A girl raised her hand and answered, “I learned the first time I met her that she’s really into monkeys.”
“Yeah,” a boy agreed. “She’s even got a monkey backpack.”
“It was obvious that she was the one to copy,” said another boy.
“Good observations,” the choir guy said. “And did you know that Jesus said there’s something about us that people will notice if we’re following Him?”
“That we go to church?” one girl guessed.
“That’s important—but that’s not the thing. Jesus said there was something that everyone would notice about us that would prove that we belong to Him.”
Monkey June raised her hand and the choir guy pointed to her.
“John 13:35,” she said.
“That’s it!” he said. “I don’t supposed you have that one memorized…”
“I do!” Monkey June said. “‘By this everyone will know that you are my disciples, if you love one another.'”
“That’s it!” he said again. “You need to come to Choir all the time, Monkey June! So just by looking at how loving we are towards one another, people should be able to tell that we follow Jesus, just as easily as you could tell who was the best monkey expert in the room.”
Later, as the kids were being picked up by their parents, Monkey June picked up her backpack.
“Seems odd that this was missing earlier, and then it was suddenly—not missing,” she said suspiciously.
“Well, we had a feeling that you might have something in there that caused a bit of a…scene…at Field Day last year,” Marilyn said, “and…we didn’t want…well…you didn’t even need it, so everything worked out fine.”
“You thought I had my monkey pillow in there?”
“Well, I mean…it seemed possible,” Carolyn said.
“I did go looking for it,” Monkey June admitted. “But my mom has it hidden so well that I can’t find it. I’m starting to think it’s not at my house at all. So, no, it’s not in my backpack. But you kept me from using this the whole time we were running around doing Monkey Games!”

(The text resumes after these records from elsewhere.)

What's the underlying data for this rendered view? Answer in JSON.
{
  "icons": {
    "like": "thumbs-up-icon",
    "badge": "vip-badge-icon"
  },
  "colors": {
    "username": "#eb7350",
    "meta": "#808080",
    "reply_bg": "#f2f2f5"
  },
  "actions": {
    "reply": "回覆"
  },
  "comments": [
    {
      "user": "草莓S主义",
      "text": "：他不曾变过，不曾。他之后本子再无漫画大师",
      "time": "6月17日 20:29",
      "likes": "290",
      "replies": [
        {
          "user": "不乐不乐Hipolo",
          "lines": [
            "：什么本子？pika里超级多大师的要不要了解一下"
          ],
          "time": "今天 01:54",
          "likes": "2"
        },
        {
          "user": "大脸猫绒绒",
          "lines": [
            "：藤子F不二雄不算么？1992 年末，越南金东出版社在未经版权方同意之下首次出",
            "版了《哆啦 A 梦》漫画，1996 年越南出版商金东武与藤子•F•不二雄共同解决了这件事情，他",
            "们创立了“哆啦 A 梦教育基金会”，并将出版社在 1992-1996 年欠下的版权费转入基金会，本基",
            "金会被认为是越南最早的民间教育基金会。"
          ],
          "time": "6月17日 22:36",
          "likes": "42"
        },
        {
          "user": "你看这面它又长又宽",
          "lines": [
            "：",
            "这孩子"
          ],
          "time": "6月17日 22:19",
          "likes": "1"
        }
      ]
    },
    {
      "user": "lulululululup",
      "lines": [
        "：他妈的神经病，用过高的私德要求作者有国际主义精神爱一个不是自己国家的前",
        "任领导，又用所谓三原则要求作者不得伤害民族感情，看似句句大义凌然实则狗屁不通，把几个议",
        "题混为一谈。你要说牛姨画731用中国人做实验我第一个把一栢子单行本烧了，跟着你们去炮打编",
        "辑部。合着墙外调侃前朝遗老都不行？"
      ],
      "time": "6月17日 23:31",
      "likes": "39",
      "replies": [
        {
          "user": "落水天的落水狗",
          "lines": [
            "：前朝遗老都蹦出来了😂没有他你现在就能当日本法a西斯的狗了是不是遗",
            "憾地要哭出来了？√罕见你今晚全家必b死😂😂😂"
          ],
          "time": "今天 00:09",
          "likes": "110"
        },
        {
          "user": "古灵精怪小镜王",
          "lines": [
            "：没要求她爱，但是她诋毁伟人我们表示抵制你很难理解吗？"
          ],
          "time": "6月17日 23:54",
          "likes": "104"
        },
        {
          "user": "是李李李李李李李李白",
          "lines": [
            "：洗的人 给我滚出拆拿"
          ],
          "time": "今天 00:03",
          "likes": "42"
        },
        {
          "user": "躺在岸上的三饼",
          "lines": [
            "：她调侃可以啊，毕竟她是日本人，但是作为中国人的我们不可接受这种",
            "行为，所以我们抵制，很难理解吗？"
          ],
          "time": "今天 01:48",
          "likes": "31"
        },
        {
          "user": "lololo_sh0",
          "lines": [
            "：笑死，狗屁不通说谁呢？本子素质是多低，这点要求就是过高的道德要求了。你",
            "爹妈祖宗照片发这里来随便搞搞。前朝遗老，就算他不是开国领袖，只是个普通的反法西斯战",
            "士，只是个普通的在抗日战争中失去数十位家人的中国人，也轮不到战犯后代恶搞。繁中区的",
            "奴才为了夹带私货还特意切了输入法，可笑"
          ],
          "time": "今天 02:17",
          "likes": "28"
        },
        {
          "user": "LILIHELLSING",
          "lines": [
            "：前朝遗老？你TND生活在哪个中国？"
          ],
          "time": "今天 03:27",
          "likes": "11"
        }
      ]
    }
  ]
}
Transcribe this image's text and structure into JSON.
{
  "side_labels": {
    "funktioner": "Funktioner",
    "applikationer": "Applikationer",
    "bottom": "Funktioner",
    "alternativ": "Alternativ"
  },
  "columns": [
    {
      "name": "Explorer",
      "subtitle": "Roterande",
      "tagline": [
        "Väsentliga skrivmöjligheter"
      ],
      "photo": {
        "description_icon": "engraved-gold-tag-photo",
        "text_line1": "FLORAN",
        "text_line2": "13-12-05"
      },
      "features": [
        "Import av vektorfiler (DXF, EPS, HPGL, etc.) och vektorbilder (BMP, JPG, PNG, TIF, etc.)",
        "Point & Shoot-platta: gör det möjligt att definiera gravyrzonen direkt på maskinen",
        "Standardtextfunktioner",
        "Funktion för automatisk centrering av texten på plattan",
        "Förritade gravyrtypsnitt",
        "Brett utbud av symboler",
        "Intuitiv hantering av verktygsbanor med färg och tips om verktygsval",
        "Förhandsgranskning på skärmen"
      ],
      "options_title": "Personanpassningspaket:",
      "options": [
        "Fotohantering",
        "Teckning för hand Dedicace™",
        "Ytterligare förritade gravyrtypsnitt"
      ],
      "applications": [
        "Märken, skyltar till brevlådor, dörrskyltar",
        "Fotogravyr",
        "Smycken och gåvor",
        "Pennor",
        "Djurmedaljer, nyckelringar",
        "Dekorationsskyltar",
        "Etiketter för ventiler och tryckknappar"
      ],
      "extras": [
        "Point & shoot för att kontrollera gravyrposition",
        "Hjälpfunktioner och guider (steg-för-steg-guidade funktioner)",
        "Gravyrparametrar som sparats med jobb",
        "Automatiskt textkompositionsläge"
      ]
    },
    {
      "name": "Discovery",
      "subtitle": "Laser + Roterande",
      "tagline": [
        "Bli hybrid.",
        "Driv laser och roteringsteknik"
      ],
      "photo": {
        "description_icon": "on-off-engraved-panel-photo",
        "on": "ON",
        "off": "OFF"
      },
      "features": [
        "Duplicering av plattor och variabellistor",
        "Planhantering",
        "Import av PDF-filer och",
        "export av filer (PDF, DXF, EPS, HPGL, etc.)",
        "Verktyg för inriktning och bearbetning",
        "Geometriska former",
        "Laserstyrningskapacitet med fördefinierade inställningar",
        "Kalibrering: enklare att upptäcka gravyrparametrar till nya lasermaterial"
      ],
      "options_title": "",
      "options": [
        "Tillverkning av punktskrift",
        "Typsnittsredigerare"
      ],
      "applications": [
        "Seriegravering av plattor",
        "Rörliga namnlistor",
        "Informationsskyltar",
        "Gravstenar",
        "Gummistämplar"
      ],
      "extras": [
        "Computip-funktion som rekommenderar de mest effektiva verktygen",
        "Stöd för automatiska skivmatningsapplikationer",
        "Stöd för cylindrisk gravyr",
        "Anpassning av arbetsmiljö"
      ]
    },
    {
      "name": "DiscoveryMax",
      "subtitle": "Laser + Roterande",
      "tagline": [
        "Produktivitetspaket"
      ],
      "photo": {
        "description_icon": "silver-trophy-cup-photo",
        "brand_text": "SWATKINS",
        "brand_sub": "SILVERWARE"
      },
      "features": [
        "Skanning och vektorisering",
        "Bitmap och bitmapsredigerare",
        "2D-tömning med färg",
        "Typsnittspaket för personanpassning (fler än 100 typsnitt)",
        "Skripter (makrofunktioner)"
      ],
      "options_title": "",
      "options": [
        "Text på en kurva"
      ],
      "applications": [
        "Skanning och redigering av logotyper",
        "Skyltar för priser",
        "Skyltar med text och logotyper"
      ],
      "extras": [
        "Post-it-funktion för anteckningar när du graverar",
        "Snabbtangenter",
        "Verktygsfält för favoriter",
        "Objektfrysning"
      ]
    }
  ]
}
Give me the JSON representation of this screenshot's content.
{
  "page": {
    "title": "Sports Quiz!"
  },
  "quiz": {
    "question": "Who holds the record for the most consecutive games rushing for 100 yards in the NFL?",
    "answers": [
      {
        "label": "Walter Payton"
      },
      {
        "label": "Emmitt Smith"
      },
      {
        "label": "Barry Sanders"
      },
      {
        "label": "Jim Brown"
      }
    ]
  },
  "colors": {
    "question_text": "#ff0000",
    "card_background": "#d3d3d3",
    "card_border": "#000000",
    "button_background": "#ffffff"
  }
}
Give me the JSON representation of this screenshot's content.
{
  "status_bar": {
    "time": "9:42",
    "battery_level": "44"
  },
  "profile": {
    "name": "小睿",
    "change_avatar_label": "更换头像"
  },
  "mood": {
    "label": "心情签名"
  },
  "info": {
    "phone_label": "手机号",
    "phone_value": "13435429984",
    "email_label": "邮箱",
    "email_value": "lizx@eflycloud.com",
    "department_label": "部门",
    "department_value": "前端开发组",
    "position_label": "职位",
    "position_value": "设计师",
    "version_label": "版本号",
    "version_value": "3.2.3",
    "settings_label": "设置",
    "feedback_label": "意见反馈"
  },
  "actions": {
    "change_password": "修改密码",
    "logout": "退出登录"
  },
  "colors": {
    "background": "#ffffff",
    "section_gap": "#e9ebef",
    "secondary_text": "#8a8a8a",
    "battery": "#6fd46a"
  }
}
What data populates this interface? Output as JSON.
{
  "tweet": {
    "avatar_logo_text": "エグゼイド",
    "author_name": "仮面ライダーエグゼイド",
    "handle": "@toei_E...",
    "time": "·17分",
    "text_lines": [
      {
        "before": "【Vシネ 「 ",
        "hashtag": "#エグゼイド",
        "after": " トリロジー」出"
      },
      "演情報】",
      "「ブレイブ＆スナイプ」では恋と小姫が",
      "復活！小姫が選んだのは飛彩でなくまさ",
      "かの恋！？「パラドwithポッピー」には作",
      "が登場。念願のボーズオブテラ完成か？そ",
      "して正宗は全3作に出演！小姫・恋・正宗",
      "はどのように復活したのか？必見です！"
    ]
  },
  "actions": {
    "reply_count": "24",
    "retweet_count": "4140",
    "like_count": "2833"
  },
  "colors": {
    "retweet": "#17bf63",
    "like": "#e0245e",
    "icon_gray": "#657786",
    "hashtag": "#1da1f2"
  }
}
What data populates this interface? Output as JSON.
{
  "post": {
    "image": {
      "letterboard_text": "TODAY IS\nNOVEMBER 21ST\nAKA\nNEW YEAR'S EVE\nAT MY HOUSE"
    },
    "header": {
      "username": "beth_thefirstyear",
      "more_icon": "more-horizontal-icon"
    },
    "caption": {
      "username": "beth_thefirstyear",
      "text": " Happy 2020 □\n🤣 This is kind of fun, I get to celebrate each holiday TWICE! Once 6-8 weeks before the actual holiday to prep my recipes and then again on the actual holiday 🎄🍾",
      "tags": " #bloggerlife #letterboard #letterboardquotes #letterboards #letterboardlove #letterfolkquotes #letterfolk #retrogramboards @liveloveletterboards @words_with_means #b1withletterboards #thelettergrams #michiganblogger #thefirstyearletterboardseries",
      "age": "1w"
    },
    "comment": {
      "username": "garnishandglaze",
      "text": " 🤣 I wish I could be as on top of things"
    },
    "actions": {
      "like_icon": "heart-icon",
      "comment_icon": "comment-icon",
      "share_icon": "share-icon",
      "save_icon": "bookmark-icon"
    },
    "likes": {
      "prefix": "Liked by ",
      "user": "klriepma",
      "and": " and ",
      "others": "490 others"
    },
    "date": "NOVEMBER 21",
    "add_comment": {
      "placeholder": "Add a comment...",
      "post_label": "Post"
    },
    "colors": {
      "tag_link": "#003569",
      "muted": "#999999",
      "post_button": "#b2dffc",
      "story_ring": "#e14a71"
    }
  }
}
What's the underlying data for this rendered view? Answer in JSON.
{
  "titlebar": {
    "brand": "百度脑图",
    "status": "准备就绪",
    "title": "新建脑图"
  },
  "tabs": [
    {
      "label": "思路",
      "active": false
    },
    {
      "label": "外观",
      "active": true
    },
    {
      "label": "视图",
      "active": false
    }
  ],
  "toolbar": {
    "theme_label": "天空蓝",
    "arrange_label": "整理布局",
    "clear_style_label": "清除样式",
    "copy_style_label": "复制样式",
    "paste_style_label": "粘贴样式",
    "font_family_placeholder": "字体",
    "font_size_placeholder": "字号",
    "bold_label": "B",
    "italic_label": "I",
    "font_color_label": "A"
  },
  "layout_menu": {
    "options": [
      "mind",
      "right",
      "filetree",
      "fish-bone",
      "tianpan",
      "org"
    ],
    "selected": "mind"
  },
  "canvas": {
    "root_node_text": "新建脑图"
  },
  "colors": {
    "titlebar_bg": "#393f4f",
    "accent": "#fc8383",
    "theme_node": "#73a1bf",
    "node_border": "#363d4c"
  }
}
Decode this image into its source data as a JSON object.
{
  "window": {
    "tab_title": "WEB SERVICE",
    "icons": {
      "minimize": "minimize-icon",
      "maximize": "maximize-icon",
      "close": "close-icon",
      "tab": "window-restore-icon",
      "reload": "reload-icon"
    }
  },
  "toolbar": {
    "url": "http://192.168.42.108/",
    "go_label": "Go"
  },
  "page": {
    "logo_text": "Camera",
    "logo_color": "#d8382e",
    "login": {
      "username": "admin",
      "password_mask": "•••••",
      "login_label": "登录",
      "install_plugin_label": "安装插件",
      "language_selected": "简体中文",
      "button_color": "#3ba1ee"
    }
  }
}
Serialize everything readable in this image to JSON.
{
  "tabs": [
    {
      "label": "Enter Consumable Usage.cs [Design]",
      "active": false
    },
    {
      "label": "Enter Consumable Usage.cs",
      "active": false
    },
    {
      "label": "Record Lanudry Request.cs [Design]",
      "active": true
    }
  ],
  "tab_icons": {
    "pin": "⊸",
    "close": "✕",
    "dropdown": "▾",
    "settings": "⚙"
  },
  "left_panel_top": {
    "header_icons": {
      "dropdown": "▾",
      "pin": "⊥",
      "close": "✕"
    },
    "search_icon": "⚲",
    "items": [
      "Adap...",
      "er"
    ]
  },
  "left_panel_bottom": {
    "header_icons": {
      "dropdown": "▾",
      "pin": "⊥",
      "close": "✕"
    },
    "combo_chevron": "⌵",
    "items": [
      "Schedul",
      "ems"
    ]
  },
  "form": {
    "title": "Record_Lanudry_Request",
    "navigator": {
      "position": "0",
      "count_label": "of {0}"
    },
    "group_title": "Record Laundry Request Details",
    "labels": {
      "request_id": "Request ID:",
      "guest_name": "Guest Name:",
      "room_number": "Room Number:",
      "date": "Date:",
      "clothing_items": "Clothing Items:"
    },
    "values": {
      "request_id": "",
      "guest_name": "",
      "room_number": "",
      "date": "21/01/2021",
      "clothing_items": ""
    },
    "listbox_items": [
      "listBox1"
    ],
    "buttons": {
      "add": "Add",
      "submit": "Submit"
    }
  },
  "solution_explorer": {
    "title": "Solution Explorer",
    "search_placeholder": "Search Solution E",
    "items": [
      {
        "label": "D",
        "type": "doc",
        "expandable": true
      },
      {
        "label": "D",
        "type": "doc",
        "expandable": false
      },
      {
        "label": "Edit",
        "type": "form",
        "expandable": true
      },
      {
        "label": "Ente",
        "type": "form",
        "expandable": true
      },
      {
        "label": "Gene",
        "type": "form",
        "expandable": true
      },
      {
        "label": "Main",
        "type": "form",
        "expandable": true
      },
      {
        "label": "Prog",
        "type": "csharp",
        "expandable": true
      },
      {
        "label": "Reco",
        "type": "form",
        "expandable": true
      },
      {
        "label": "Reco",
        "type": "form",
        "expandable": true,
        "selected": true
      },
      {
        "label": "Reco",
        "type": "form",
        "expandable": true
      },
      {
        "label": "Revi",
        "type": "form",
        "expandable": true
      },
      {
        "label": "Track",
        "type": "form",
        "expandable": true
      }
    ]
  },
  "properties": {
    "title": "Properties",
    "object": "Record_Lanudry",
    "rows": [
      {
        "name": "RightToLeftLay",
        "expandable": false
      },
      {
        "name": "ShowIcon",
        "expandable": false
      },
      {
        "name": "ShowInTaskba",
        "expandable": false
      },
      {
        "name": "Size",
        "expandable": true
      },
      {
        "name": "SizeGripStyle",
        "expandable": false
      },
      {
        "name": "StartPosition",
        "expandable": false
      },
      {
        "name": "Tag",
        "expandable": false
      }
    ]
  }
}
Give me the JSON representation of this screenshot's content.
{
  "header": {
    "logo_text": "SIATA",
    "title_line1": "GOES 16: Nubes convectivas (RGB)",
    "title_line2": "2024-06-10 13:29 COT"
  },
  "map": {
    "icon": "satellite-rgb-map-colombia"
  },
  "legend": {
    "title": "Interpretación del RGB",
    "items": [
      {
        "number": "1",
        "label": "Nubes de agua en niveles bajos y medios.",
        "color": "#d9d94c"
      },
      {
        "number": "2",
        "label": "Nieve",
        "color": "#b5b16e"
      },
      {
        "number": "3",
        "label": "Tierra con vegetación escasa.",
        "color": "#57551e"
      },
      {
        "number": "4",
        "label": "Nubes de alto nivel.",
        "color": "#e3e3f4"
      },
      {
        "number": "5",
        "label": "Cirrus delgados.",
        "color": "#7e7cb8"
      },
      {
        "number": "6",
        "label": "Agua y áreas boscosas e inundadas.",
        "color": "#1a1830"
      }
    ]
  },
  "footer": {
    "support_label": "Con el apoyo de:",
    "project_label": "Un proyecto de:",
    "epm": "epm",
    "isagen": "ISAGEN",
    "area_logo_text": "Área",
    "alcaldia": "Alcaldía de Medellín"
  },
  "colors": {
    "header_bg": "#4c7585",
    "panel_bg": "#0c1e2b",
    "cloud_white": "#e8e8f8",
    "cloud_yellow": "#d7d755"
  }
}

She reached into her backpack and pulled out her monkey water bottle.
“I was so thirsty!” she said angrily.
“Good thing you didn’t get a drink,” Ryan said. “I saw two guys get ‘out’ because they went and got a drink and didn’t do it ‘monkey style’.”
“So it looks like we helped you stay in the Monkey Games by hiding your backpack!” Carolyn said proudly.
I could try to describe the look on Monkey June’s face when she heard that, but I think I’ll let you imagine it for yourself.